2010 is also a good year to be here, as last March was the first time collisions were made at current energy levels, following a setback last year due to a massive helium leak. One of the biggest short-term goals at Cern is to find the elusive Higgs boson particle, which might be the explanation for why matter has substance and isn't simply some ethereal non-touchable entity. What fun would the world be if matter never distilled into a Rhine or a Jura, let alone someone capable of paddling and biking them?
It's not my job to explain the nature of the known and unknown universe (it would take too long...), so I'll leave our visit to Cern in this non-substantive state.
But I do need to mention what we personally experienced in our local universe, both yesterday afternoon and today. Yesterday early afternoon Jay and I lost Lee somewhere around the town of La Coeur, so he found his way over to Divonne les Bains by another route. But Jay and I followed the border over a pass that left our jaws on the floor in awe. It was truly the scenic highlight of my northern border journey. Before reaching the pass we peddled up a paved path through frost-tinged green fields and stone walls that made me think I was in Ireland. Then we pulled over the top and there was no mistaking where we really were: the alpine panorama before us stretched from Mont Blanc to the Dents du Midi, with a few peaks to each side. So many of those summits I knew, whether by standing on their summits or hiking around them. My starting point last June above St. Gingolph was also clear as could be.

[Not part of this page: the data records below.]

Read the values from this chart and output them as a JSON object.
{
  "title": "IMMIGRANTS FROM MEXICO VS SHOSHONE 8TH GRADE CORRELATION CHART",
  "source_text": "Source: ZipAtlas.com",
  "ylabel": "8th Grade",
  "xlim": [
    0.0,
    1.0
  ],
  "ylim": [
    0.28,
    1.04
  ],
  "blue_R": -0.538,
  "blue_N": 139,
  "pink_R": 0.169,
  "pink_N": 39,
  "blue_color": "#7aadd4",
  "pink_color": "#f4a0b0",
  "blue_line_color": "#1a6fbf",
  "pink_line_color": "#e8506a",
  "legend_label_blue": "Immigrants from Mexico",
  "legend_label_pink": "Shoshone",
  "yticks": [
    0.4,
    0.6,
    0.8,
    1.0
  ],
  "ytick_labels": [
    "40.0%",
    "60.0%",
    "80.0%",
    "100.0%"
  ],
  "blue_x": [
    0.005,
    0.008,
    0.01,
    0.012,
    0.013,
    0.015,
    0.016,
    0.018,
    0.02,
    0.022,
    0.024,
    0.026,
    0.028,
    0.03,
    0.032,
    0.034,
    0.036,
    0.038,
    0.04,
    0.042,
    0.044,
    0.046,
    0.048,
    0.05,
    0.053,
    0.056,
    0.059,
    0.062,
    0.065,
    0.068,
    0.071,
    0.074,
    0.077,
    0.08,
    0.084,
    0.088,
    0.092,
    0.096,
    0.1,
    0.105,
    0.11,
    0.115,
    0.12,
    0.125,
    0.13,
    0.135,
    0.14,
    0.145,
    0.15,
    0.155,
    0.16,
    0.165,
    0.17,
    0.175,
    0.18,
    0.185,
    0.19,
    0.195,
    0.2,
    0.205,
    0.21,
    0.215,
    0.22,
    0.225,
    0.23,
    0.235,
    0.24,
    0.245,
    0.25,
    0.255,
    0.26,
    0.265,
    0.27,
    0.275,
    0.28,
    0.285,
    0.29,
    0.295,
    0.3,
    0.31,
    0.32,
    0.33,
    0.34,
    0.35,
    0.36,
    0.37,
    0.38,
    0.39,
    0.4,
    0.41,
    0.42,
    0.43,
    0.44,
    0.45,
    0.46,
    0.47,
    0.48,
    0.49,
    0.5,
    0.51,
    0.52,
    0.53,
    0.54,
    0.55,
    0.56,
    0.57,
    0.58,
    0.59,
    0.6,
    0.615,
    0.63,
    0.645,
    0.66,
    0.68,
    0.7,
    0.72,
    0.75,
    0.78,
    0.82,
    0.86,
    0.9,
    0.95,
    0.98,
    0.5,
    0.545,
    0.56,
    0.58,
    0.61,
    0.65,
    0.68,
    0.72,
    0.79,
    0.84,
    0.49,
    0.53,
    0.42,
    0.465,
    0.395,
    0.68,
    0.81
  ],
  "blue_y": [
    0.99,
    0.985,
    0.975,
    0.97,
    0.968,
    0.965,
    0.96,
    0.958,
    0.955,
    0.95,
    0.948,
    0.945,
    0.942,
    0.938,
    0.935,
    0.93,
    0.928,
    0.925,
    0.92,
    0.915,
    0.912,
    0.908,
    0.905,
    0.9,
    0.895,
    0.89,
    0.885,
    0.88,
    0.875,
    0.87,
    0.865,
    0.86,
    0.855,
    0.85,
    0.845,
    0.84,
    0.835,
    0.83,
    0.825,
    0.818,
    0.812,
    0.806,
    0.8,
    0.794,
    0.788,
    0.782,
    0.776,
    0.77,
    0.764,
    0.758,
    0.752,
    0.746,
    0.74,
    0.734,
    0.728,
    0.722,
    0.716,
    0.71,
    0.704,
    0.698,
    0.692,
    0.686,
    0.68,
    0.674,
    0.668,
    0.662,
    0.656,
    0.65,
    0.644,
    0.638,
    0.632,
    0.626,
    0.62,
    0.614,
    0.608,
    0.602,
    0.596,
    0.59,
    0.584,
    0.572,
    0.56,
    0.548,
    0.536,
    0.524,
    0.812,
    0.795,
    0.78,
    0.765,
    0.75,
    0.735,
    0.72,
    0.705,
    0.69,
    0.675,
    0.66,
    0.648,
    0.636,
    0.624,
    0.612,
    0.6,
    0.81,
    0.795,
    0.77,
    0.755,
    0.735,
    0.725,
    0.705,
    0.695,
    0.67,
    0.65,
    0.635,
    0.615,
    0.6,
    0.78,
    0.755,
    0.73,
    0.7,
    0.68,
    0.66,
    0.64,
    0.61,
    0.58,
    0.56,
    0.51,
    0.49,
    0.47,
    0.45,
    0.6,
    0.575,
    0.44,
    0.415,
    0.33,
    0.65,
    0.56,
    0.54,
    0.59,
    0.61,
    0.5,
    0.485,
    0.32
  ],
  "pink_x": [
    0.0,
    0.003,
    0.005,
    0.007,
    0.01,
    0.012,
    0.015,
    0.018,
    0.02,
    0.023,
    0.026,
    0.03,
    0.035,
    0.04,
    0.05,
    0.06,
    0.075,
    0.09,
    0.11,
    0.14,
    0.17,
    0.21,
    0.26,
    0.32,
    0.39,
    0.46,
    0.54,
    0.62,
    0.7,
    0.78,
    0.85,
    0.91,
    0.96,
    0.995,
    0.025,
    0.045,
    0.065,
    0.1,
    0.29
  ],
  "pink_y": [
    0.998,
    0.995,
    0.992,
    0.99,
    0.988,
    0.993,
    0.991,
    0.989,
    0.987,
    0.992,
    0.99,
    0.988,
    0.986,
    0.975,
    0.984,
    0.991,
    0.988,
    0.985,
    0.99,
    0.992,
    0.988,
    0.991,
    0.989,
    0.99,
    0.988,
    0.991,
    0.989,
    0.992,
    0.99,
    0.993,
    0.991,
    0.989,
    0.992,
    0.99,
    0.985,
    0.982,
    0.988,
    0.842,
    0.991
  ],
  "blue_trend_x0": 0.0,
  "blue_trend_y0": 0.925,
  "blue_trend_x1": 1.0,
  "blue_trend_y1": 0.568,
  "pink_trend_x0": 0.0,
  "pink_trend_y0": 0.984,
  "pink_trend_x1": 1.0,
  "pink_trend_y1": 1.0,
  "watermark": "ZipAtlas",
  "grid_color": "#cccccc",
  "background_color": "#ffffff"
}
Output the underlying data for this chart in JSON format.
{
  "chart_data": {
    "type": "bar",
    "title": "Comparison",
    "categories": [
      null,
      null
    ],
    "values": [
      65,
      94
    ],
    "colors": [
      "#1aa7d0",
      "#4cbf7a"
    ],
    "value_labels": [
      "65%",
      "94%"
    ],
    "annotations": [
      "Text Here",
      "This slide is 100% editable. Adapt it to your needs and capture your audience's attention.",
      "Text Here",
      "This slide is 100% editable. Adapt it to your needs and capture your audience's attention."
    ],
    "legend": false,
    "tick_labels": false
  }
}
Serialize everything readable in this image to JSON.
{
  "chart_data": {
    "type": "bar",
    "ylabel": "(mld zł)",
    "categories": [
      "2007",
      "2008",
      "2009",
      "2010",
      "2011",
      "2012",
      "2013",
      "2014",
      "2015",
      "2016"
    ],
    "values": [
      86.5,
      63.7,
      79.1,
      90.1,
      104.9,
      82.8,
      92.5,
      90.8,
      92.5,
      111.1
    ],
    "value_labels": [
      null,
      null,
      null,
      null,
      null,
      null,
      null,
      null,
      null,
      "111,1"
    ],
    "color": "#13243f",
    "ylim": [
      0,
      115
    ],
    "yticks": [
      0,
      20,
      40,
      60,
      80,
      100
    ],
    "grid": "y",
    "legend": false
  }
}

The descent to Lake Geneva from our pass on the shoulder of Mont Dole was surely the finest cruising downhill ride I've ever done, with roughly 1,000 meters of car-free narrow pavement winding down, down, and down some more. Golden foliage added highlights to the distant views and never-ending gliding as we fairly flew down the mountain.
This morning was a study in contrasts, with a long stretch of single-track riding alongside a woodsy stream followed by two- and then four-lane paved roads with ever-denser traffic as we pushed our way into downtown Geneva, where we're sleeping in a youth hostel (we may all be in our 50s, but this trip has put a youthful spring in our legs). Tonight is our last night with Lee (yes, we found him again thanks to text messaging) before he flies to Portugal for a vacation with his wife, Feliza. Meanwhile Jay and I will continue our Swiss tour for a few more days, first around Geneva then paddling on the lake.